We observed that pretreatment with essential oil significantly reduced the latency of sleeping time evoked by pentobarbital compared with the control group (P < 0.001). Doses of 100 or 1000 mg kg−1 also increased the sleeping time induced by pentobarbital (30.9 ± 3.91 and 52.1 ± 15.6 min, respectively) compared with the negative control (12.4 ± 4–27 min). We investigated the antinociceptive effect of the essential oil in chemical (acetic acid) and thermal (hot-plate) models of nociception in mice. Dipyrone (200 mg kg−1) and the highest doses of the essential oil (1000 mg kg−1) significantly inhibited acetic acid-induced abdominal constriction in mice (5.00 ± 1.38 and 6.8 ± 2.1 constrictions, respectively) compared with the negative control (33.1 ± 2). The same dose of essential oil also raised the pain thresholds of mice in the hot-plate test and significantly (P < 0.05) increased the latency at all observation times. In acetic acid-induced abdominal constriction in mice pretreatment of the animals with naloxone (5 mg kg−1) significantly reversed the analgesic effect of morphine and of the essential oil at the highest dose (1000 mg kg−1).

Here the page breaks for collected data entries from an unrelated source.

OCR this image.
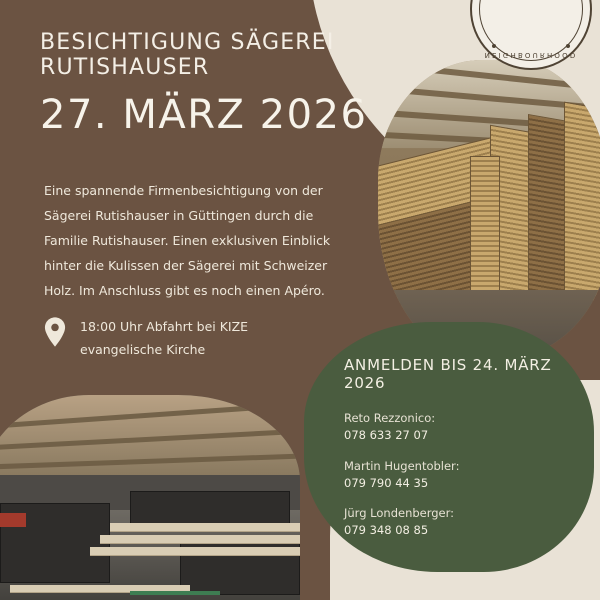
NEIGHBOURHOOD
BESICHTIGUNG SÄGEREI RUTISHAUSER
27. MÄRZ 2026
Eine spannende Firmenbesichtigung von der Sägerei Rutishauser in Güttingen durch die Familie Rutishauser. Einen exklusiven Einblick hinter die Kulissen der Sägerei mit Schweizer Holz. Im Anschluss gibt es noch einen Apéro.
18:00 Uhr Abfahrt bei KIZE
evangelische Kirche
ANMELDEN BIS 24. MÄRZ 2026
Reto Rezzonico:
078 633 27 07
Martin Hugentobler:
079 790 44 35
Jürg Londenberger:
079 348 08 85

The essential oil of C. cajucara was also investigated for its anti-inflammatory properties. At the lowest dose (100 mg kg−1) the essential oil had anti-inflammatory effects in animal models of acute (carrageenin-induced paw oedema in mice) and chronic (cotton pellet granuloma) inflammation. The essential oil at doses of 50, 100 and 200 mg kg−1 significantly and dose-dependently inhibited carrageenan-induced oedema (49 ± 5; 37 ± 5; 34 ± 8 mg, respectively) compared with the negative control (74 ± 8 mg). The essential oil (100 mg kg−1) also inhibited chronic inflammation by 38% whereas diclofenac inhibited it by 36%. However, the essential oil did not inhibit the migration of neutrophils into the peritoneal cavity.

These data show that the essential oil from C. cajucara contains compounds that had a significant antinociceptive effect when the oil was administered at the highest dose. This effect seems to be related to interaction with the opioid system. The essential oil also had a significant anti-inflammatory effect in acute and chronic inflammation models when administered at lower doses. This effect seems to be related to cyclooxygenase inhibition.